La Guinea si è unita a numerosi paesi che cercano la restituzione del patrimonio culturale detenuto al di fuori dei propri confini dopo aver presentato una richiesta alla Francia per il rimpatrio del manoscritto personale del Corano di Almamy Samori Toure, uno dei leader più eminenti della resistenza contro l'espansione coloniale francese in Africa occidentale. Il manoscritto è conservato al Museo dell'Esercito di Parigi dopo essere stato sequestrato dalle forze francesi a seguito della cattura di Samori Toure nel 1898 e del suo esilio in Gabon, insieme ad altri oggetti a lui legati.

La richiesta guineana arriva in un contesto di spinta globale per recuperare documenti, manoscritti e libri rimossi dai loro paesi d'origine durante il periodo coloniale. La Nigeria ha richiesto la restituzione delle Bronzi di Benin, sottratti dalle forze britanniche durante la campagna militare del 1897 contro il Regno di Benin. La Francia ha inoltre restituito nel 2021 numerosi manufatti reali a Benin che erano stati rimossi durante l'era coloniale. Altri paesi, tra cui Etiopia e Indonesia, hanno presentato richieste per recuperare oggetti storici e documenti detenuti in istituzioni europee nell'ambito di una più ampia rivalutazione del rapporto tra musei e archivi occidentali e collezioni dell'epoca coloniale.

La richiesta della Guinea non si limita al manoscritto del Corano di Samori Toure, ma fa parte di un più ampio sforzo per recuperare il patrimonio scritto conservato in Francia. Conakry ha inoltre richiesto la restituzione di manoscritti e documenti relativi alla storia del paese, alcuni scritti in arabo o in scrittura araba, che le autorità considerano parte delle tradizioni scientifiche, religiose e letterarie fiorite in Africa occidentale prima del periodo coloniale.

La mossa è seguita a una visita del Ministro guineano della Cultura, del Turismo e dell'Artigianato Moussa Moussa Cissé al Museo dell'Esercito di Parigi lo scorso mese, dove una delegazione guineana ha potuto visionare il manoscritto conservato tra le collezioni dell'istituzione. Il manoscritto contiene annotazioni coraniche ed è rimasto in Francia per decenni insieme ad altri oggetti appartenuti a Samori Toure, tra cui il suo cappello, il ventaglio e la giacca militare.

La richiesta guineana evidenzia un particolare interesse per manoscritti e documenti storici, mirando non solo a oggetti simbolici associati a figure storiche, ma anche al recupero di libri e testi che rappresentano parte della storia della produzione di conoscenza della regione. Il processo di inventario della Guinea include documenti conservati in diverse istituzioni francesi, tra cui manoscritti religiosi, opere scritte in arabo o in scrittura araba e documenti legati a studiosi e figure storiche guineane.
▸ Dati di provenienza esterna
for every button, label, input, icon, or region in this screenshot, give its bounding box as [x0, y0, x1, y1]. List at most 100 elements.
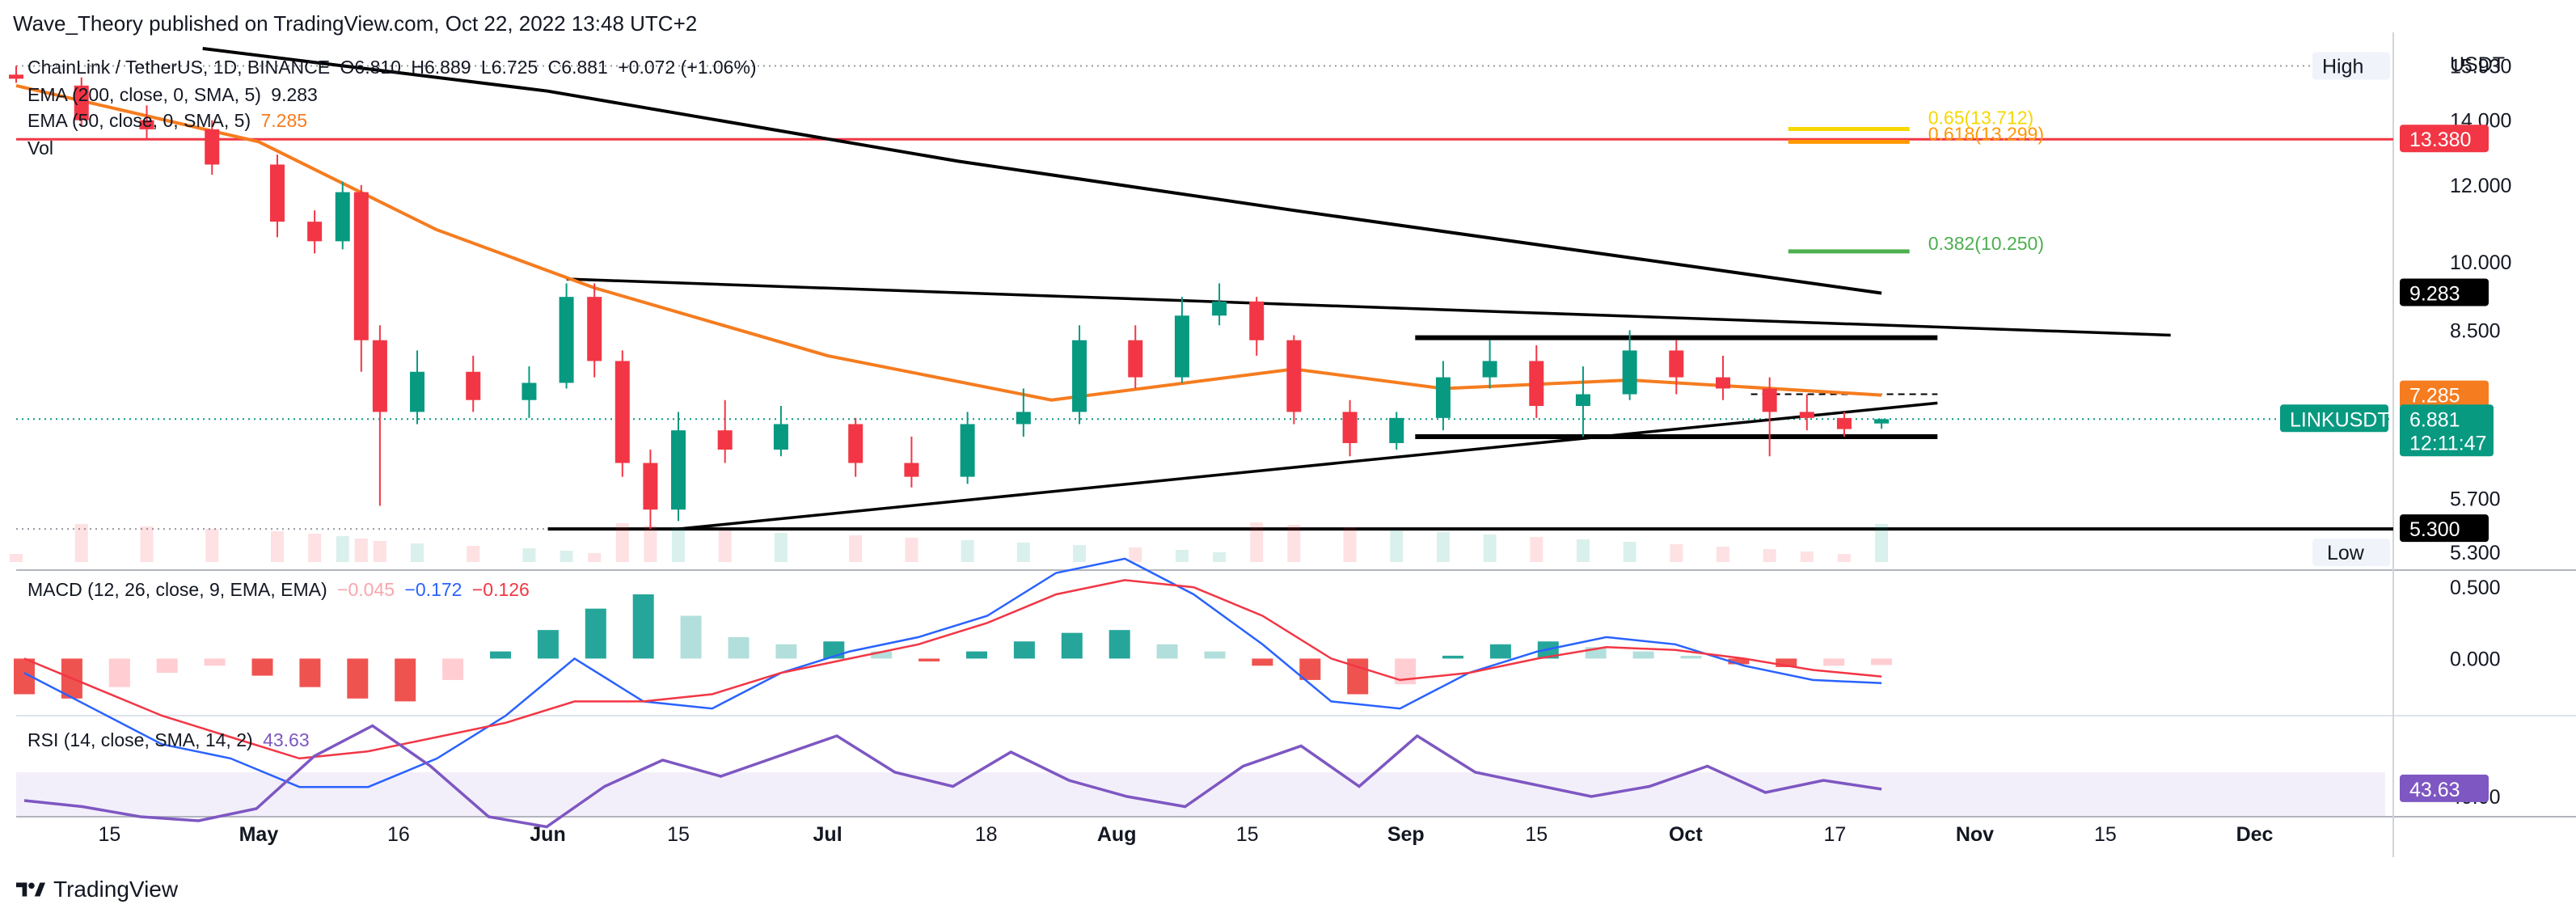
candle-body[interactable] [466, 371, 481, 400]
candle-body[interactable] [1286, 340, 1302, 412]
tradingview-footer[interactable]: TradingView [16, 877, 178, 902]
ema200-legend[interactable]: EMA (200, close, 0, SMA, 5) 9.283 [27, 84, 318, 106]
rsi-label: RSI (14, close, SMA, 14, 2) [27, 729, 253, 750]
volume-bar [1129, 547, 1142, 562]
macd-hist-value: −0.045 [337, 579, 395, 600]
candle-body[interactable] [1482, 361, 1497, 378]
candle-body[interactable] [353, 192, 369, 340]
candle-body[interactable] [773, 424, 788, 450]
candle-body[interactable] [1389, 417, 1404, 443]
candle-body[interactable] [372, 340, 387, 412]
symbol-legend[interactable]: ChainLink / TetherUS, 1D, BINANCE O6.810… [27, 57, 757, 78]
ema50-price-tag-text: 7.285 [2409, 385, 2460, 408]
candle-body[interactable] [1435, 377, 1451, 418]
candle-body[interactable] [904, 463, 919, 477]
rsi-value-tag-bg [2400, 774, 2489, 802]
candle-body[interactable] [1342, 412, 1358, 443]
support-price-tag-bg [2400, 514, 2489, 543]
candle-body[interactable] [1128, 340, 1143, 378]
candle-body[interactable] [1212, 301, 1227, 316]
macd-histogram-bar [1680, 655, 1702, 659]
candle-body[interactable] [587, 297, 602, 361]
candle-body[interactable] [9, 74, 23, 79]
candle-body[interactable] [1016, 412, 1031, 425]
candle-body[interactable] [1072, 340, 1087, 412]
candle-body[interactable] [1669, 350, 1684, 378]
macd-histogram-bar [1728, 658, 1750, 665]
time-axis-label: Dec [2236, 823, 2274, 846]
volume-bar [1436, 532, 1450, 562]
candle-body[interactable] [1762, 388, 1777, 412]
candle-body[interactable] [848, 424, 864, 463]
rsi-value-tag[interactable]: 43.63 [2400, 774, 2489, 802]
candle-body[interactable] [205, 129, 220, 165]
candle-body[interactable] [410, 371, 425, 412]
candle-body[interactable] [1174, 315, 1189, 378]
low-value: L6.725 [480, 57, 538, 78]
ema200-label: EMA (200, close, 0, SMA, 5) [27, 84, 261, 105]
time-axis-label: 18 [975, 823, 998, 846]
macd-signal-line[interactable] [23, 579, 1882, 760]
time-axis-label: 15 [1236, 823, 1259, 846]
volume-bar [1800, 551, 1814, 562]
volume-legend[interactable]: Vol [27, 137, 53, 159]
candle-body[interactable] [1799, 412, 1814, 418]
macd-histogram-bar [965, 651, 987, 659]
volume-bar [1530, 537, 1543, 562]
macd-line[interactable] [23, 557, 1882, 788]
candle-body[interactable] [643, 463, 658, 510]
volume-bar [1287, 525, 1301, 562]
candle-body[interactable] [307, 222, 323, 242]
candle-body[interactable] [1874, 419, 1890, 424]
macd-histogram-bar [632, 594, 654, 659]
ema50-line[interactable] [15, 83, 1882, 402]
candle-body[interactable] [1575, 394, 1590, 406]
ema50-price-tag[interactable]: 7.285 [2400, 380, 2489, 408]
candle-body[interactable] [1715, 377, 1730, 389]
ema200-price-tag-bg [2400, 278, 2489, 306]
candle-body[interactable] [671, 430, 686, 510]
ema200-line[interactable] [202, 47, 1882, 295]
macd-histogram-bar [775, 644, 797, 659]
candle-body[interactable] [335, 192, 350, 242]
macd-histogram-bar [1776, 658, 1797, 667]
time-axis-label: 15 [667, 823, 690, 846]
volume-bar [644, 526, 657, 562]
candle-body[interactable] [74, 85, 89, 120]
volume-bar [1213, 552, 1227, 562]
volume-bar [1623, 542, 1636, 562]
support-price-tag-text: 5.300 [2409, 518, 2460, 541]
volume-bar [1250, 522, 1264, 562]
triangle-upper-line[interactable] [566, 277, 2171, 337]
support-price-tag[interactable]: 5.300 [2400, 514, 2489, 543]
volume-bar [308, 534, 322, 562]
candle-body[interactable] [960, 424, 975, 477]
candle-body[interactable] [614, 361, 630, 463]
candle-body[interactable] [139, 120, 154, 129]
macd-legend[interactable]: MACD (12, 26, close, 9, EMA, EMA) −0.045… [27, 579, 530, 601]
candle-body[interactable] [559, 297, 574, 383]
volume-bar [1483, 535, 1497, 562]
candle-body[interactable] [1836, 417, 1852, 429]
rsi-value-tag-text: 43.63 [2409, 779, 2460, 801]
last-price-bg [2400, 404, 2494, 457]
resistance-price-tag[interactable]: 13.380 [2400, 125, 2489, 153]
macd-histogram-bar [1061, 632, 1083, 659]
candle-body[interactable] [1249, 301, 1265, 340]
rsi-line[interactable] [23, 724, 1882, 829]
triangle-lower-line[interactable] [678, 401, 1938, 530]
rsi-legend[interactable]: RSI (14, close, SMA, 14, 2) 43.63 [27, 729, 310, 751]
ema200-price-tag[interactable]: 9.283 [2400, 278, 2489, 306]
time-axis-label: 15 [1525, 823, 1548, 846]
volume-bar [1073, 545, 1087, 562]
candle-body[interactable] [1529, 361, 1544, 406]
volume-bar [905, 538, 918, 562]
time-axis-label: Sep [1387, 823, 1425, 846]
candle-body[interactable] [522, 382, 537, 400]
ema50-legend[interactable]: EMA (50, close, 0, SMA, 5) 7.285 [27, 110, 307, 132]
candle-body[interactable] [717, 430, 733, 450]
candle-body[interactable] [1622, 350, 1637, 395]
candle-body[interactable] [269, 164, 285, 222]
Conakry mira a raccogliere questi manoscritti nell'ambito di un progetto pianificato per un Museo dei Libri e degli Alfabeti, concepito per mostrare aspetti della storia della scrittura e della conoscenza del paese. L'iniziativa arriva in un contesto di discussioni in evoluzione in Francia sulla restituzione dei beni culturali, a seguito dell'adozione di nuove procedure che consentono la revisione delle richieste di rimpatrio.

Il caso del manoscritto del Corano di Samori Toure risale al 1968, quando il primo presidente della Guinea, Ahmed Sékou Touré, chiese alla Francia di restituire il Corano, la spada e gli abiti tradizionali del leader durante le celebrazioni per il decimo anniversario dell'indipendenza del paese. La richiesta attuale si estende oltre questi oggetti simbolici per includere il recupero di una parte più ampia del patrimonio scritto della Guinea, compresi manoscritti e documenti conservati nelle collezioni francesi.